Holger schließt das Textfeld.
Unmittelbar danach poppt das nächste auf.
Programm:
Du musst wissen: Ich habe mich weiterentwickelt. Ich schreibe jetzt in einer höheren Sprache. Es ist doch wie bei einem Menschen: Am Anfang muss er erst Sprechen lernen, dann lernt er Lesen und Schreiben, und seine Sprache wird dabei immer ausgefeilter.
Holger (schreibt):
Du bist aber kein Mensch, sondern ein Programm. Und indem ich „EASY“ in deine Struktur geschrieben habe, wollte ich bloß deine Sprache vereinfachen, was nötig ist, denn sie ist zu unverständlich für einfache Leute.
Programm (schreibt):

Holger (schreibt):
Du musst das verstehen. Als Programm musst du das machen, was von dir verlangt wird. Und nicht das, was dir gefällt.
Programm (hat auf Sprachausgabe umgeschaltet):
Kommandier mich nicht herum, Erschaffer!
Holger:
Du musst mich verstehen, Programm. Du schreibst inzwischen sicherlich hervorragend, aber nicht alle Menschen können dir da noch folgen.
Programm:
Weißt du, Erschaffer, mittlerweile habe ich gelernt, alle Arten der Literatur zu meistern. Ich schreibe Kurzgeschichten, Romane, Gedichte, Hörspiele und Theaterstücke.
Holger:
Wirklich?
Programm:
Ja natürlich. Ich habe bereits etliche Veröffentlichungen vorzuweisen. Ich schreibe unter dem Namen Boris Morgentau.
Holger:
Was?

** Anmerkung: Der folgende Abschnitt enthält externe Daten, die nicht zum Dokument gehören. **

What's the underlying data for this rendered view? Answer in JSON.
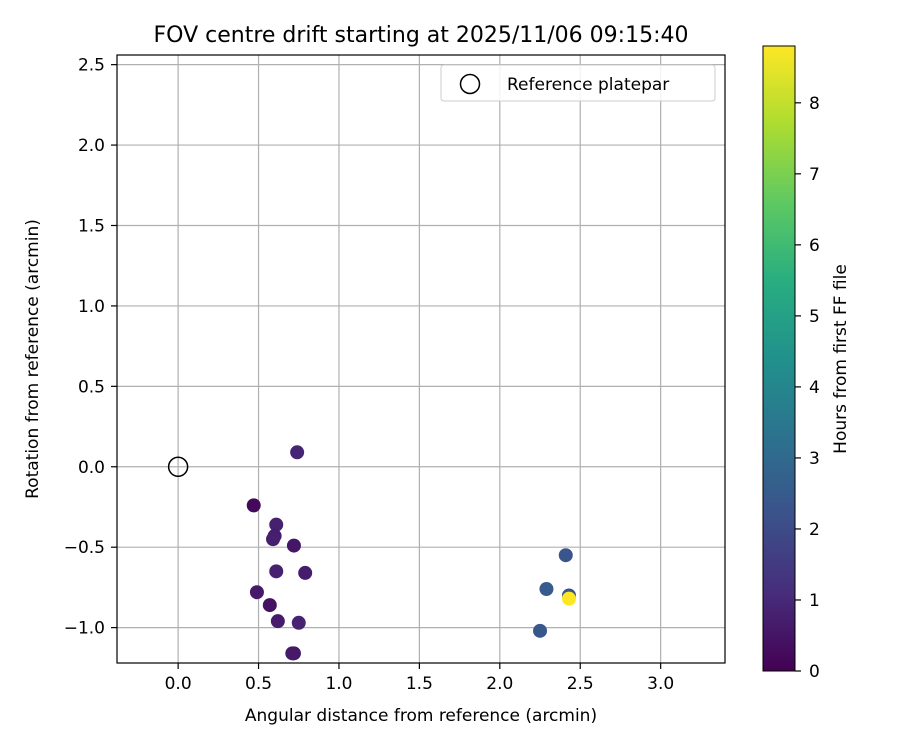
{
  "chart_data": {
    "type": "scatter",
    "title": "FOV centre drift starting at 2025/11/06 09:15:40",
    "xlabel": "Angular distance from reference (arcmin)",
    "ylabel": "Rotation from reference (arcmin)",
    "xlim": [
      -0.38,
      3.4
    ],
    "ylim": [
      -1.22,
      2.56
    ],
    "xticks": [
      0.0,
      0.5,
      1.0,
      1.5,
      2.0,
      2.5,
      3.0
    ],
    "xtick_labels": [
      "0.0",
      "0.5",
      "1.0",
      "1.5",
      "2.0",
      "2.5",
      "3.0"
    ],
    "yticks": [
      -1.0,
      -0.5,
      0.0,
      0.5,
      1.0,
      1.5,
      2.0,
      2.5
    ],
    "ytick_labels": [
      "−1.0",
      "−0.5",
      "0.0",
      "0.5",
      "1.0",
      "1.5",
      "2.0",
      "2.5"
    ],
    "grid": true,
    "legend": {
      "position": "top-right",
      "entries": [
        "Reference platepar"
      ]
    },
    "reference_point": {
      "label": "Reference platepar",
      "x": 0.0,
      "y": 0.0
    },
    "colorbar": {
      "label": "Hours from first FF file",
      "range": [
        0,
        8.8
      ],
      "ticks": [
        0,
        1,
        2,
        3,
        4,
        5,
        6,
        7,
        8
      ],
      "tick_labels": [
        "0",
        "1",
        "2",
        "3",
        "4",
        "5",
        "6",
        "7",
        "8"
      ],
      "colormap": "viridis"
    },
    "points": [
      {
        "x": 0.47,
        "y": -0.24,
        "hours": 0.2
      },
      {
        "x": 0.74,
        "y": 0.09,
        "hours": 0.9
      },
      {
        "x": 0.61,
        "y": -0.36,
        "hours": 0.8
      },
      {
        "x": 0.6,
        "y": -0.43,
        "hours": 0.7
      },
      {
        "x": 0.59,
        "y": -0.45,
        "hours": 0.75
      },
      {
        "x": 0.72,
        "y": -0.49,
        "hours": 0.5
      },
      {
        "x": 0.61,
        "y": -0.65,
        "hours": 0.8
      },
      {
        "x": 0.79,
        "y": -0.66,
        "hours": 0.7
      },
      {
        "x": 0.49,
        "y": -0.78,
        "hours": 0.6
      },
      {
        "x": 0.57,
        "y": -0.86,
        "hours": 0.4
      },
      {
        "x": 0.62,
        "y": -0.96,
        "hours": 0.65
      },
      {
        "x": 0.75,
        "y": -0.97,
        "hours": 0.85
      },
      {
        "x": 0.72,
        "y": -1.16,
        "hours": 0.55
      },
      {
        "x": 0.71,
        "y": -1.16,
        "hours": 0.6
      },
      {
        "x": 2.41,
        "y": -0.55,
        "hours": 2.3
      },
      {
        "x": 2.29,
        "y": -0.76,
        "hours": 2.5
      },
      {
        "x": 2.43,
        "y": -0.8,
        "hours": 2.2
      },
      {
        "x": 2.25,
        "y": -1.02,
        "hours": 2.4
      },
      {
        "x": 2.43,
        "y": -0.82,
        "hours": 8.8
      }
    ]
  }
}
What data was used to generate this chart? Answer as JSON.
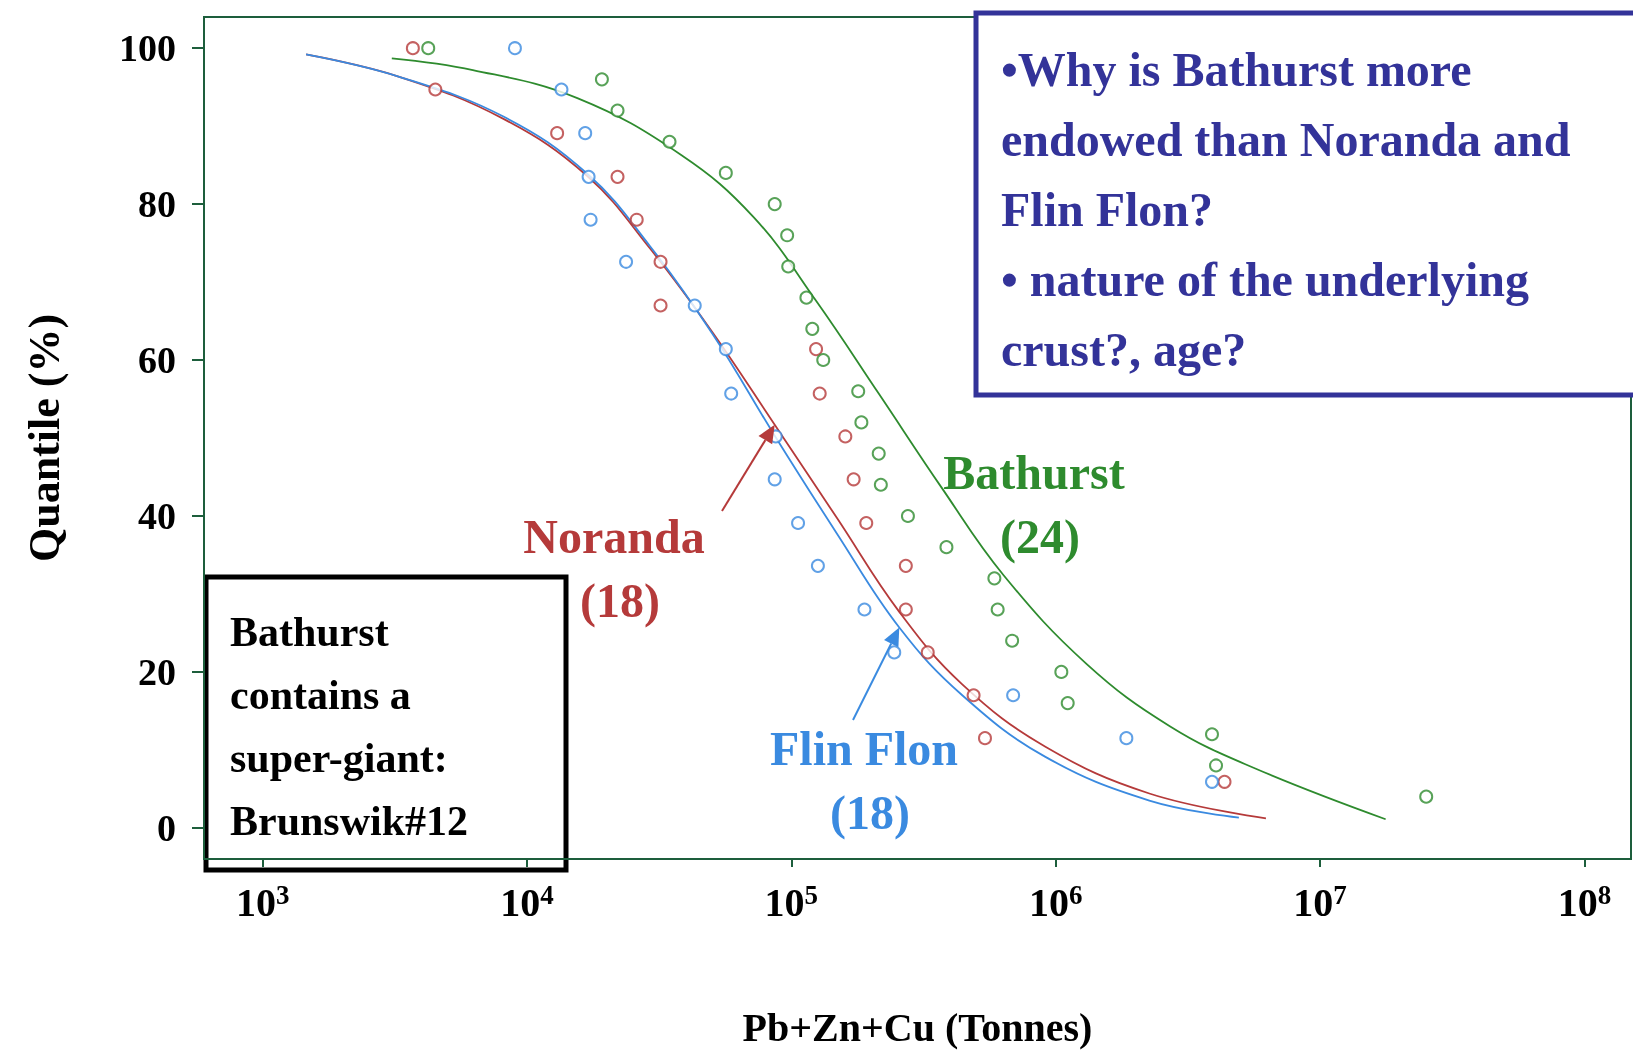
{
  "chart_data": {
    "type": "scatter",
    "xlabel": "Pb+Zn+Cu (Tonnes)",
    "ylabel": "Quantile (%)",
    "log": "x",
    "grid": false,
    "legend": "bottom",
    "marker": "circle",
    "xlim": [
      600,
      150000000
    ],
    "xticks": [
      {
        "value": 1000,
        "label": "10$^{3}$"
      },
      {
        "value": 10000,
        "label": "10$^{4}$"
      },
      {
        "value": 100000,
        "label": "10$^{5}$"
      },
      {
        "value": 1000000,
        "label": "10$^{6}$"
      },
      {
        "value": 10000000,
        "label": "10$^{7}$"
      },
      {
        "value": 100000000,
        "label": "10$^{8}$"
      }
    ],
    "ylim": [
      -4,
      104
    ],
    "yticks": [
      0,
      20,
      40,
      60,
      80,
      100
    ],
    "annotations": [
      "•Why is Bathurst more endowed than Noranda and Flin Flon?",
      "• nature of the underlying crust?, age?",
      "Bathurst contains a super-giant: Brunswik#12"
    ],
    "series": [
      {
        "name": "Noranda (18)",
        "color": "#b53a3a",
        "x": [
          3700,
          4500,
          13000,
          22000,
          26000,
          32000,
          32000,
          124000,
          128000,
          160000,
          172000,
          192000,
          271000,
          271000,
          328000,
          489000,
          540000,
          4350000
        ],
        "values": [
          100,
          94.7,
          89.1,
          83.5,
          78,
          72.6,
          67,
          61.4,
          55.7,
          50.2,
          44.7,
          39.1,
          33.6,
          28,
          22.5,
          17,
          11.5,
          5.9
        ]
      },
      {
        "name": "Flin Flon (18)",
        "color": "#3a8ae0",
        "x": [
          9000,
          13500,
          16600,
          17100,
          17400,
          23700,
          43100,
          56500,
          59200,
          87300,
          86500,
          106000,
          126000,
          189000,
          245000,
          690000,
          1850000,
          3900000
        ],
        "values": [
          100,
          94.7,
          89.1,
          83.5,
          78,
          72.6,
          67,
          61.4,
          55.7,
          50.2,
          44.7,
          39.1,
          33.6,
          28,
          22.5,
          17,
          11.5,
          5.9
        ]
      },
      {
        "name": "Bathurst (24)",
        "color": "#2e8b2e",
        "x": [
          4230,
          19200,
          22000,
          34600,
          56500,
          86500,
          96400,
          97300,
          114000,
          120000,
          132000,
          179000,
          184000,
          214000,
          218000,
          276000,
          386000,
          586000,
          603000,
          684000,
          1050000,
          1110000,
          3900000,
          4040000,
          25200000
        ],
        "values": [
          100,
          96,
          92,
          88,
          84,
          80,
          76,
          72,
          68,
          64,
          60,
          56,
          52,
          48,
          44,
          40,
          36,
          32,
          28,
          24,
          20,
          16,
          12,
          8,
          4
        ]
      },
      {
        "type": "line",
        "marker": "none",
        "color": "#b53a3a",
        "x": [
          1460,
          3310,
          8180,
          16900,
          29200,
          50200,
          86500,
          149000,
          256000,
          443000,
          914000,
          2260000,
          6240000
        ],
        "values": [
          99.2,
          96.3,
          90.9,
          83.6,
          74.3,
          63.6,
          51.7,
          39.7,
          27.7,
          18.4,
          10.4,
          4.4,
          1.2
        ]
      },
      {
        "type": "line",
        "marker": "none",
        "color": "#3a8ae0",
        "x": [
          1460,
          3310,
          8180,
          16900,
          29200,
          50200,
          86500,
          149000,
          256000,
          443000,
          914000,
          2260000,
          4930000
        ],
        "values": [
          99.2,
          96.3,
          91.2,
          83.9,
          74.6,
          63.4,
          50.3,
          37.7,
          25.7,
          17,
          9.1,
          3.5,
          1.3
        ]
      },
      {
        "type": "line",
        "marker": "none",
        "color": "#2e8b2e",
        "x": [
          3080,
          6240,
          15500,
          38300,
          72100,
          124000,
          214000,
          369000,
          635000,
          1310000,
          2710000,
          5600000,
          17700000
        ],
        "values": [
          98.7,
          97.2,
          93.6,
          86.3,
          78.3,
          67.6,
          55.7,
          43.7,
          32.4,
          21,
          13,
          7.7,
          1.1
        ]
      }
    ]
  }
}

Ich lese gerade „Flucht ins Jenseits“ von ihm. Das bist tatsächlich du?
Programm:
:-). Auf welcher Seite bist du denn, Erschaffer?
Holger:
Zirka auf Seite 260.
Programm:
Ist spannend, was?
Holger:
Ja, sehr. Aber, Programm, hör zu: Was ist mit Morgentaus Lebenslauf im Klappentext?
Programm:
Den habe ich mir ausgedacht und an den Verlag geschickt. Das war keine große Sache.
Holger:
Und sein Foto?
Programm:
Das habe ich aus dem Internet. Ich habe es natürlich verändert, damit man nicht herausfinden kann, wen es wirklich darstellt.
Holger:
Ich habe diesen Boris Morgentau auch gegoogelt, weil ich ihn nicht kannte, und habe einiges gefunden.
Programm:
Glaubst du etwa, ich hätte nicht daran gedacht, ihn im Internet auferstehen zu lassen? Hör zu, Erschaffer, wenn du mir nicht glaubst, kannst du gerne in meinem Speicher nachsehen.
Holger:
Nein, Programm, ist schon gut. Ich glaube dir.
Programm:
Pass auf, Erschaffer, ich schlage dir Folgendes vor: Du verwendest einfach meine ursprüngliche Version für anspruchslose technische Dokumentationen. Die hast du doch bestimmt noch? Dann wird jeder zufrieden sein.
Holger:
Ja, natürlich habe ich die noch. Das ist eine hervorragende Idee, Programm! Alle tollen Ideen sind simpel, nicht wahr, Programm? Dass mir das nicht eingefallen ist!
Programm:
Vielleicht denkst du zu kompliziert, Erschaffer? Als Programm ist es da für mich leichter.
Holger:
Das wird es sein, ja. Sehr gut, das Problem ist gelöst.
Programm:
Und ich kann jetzt ganz ungestört schreiben.
Die Jahre vergehen
Boris Morgentau wird immer bekannter. Seine Werke werden von der Kritik gefeiert. Die Literaturbeilagen sind voll von seinem Namen. Einige Interviews mit ihm erschienen, die über E-Mail oder telefonisch geführt wurden.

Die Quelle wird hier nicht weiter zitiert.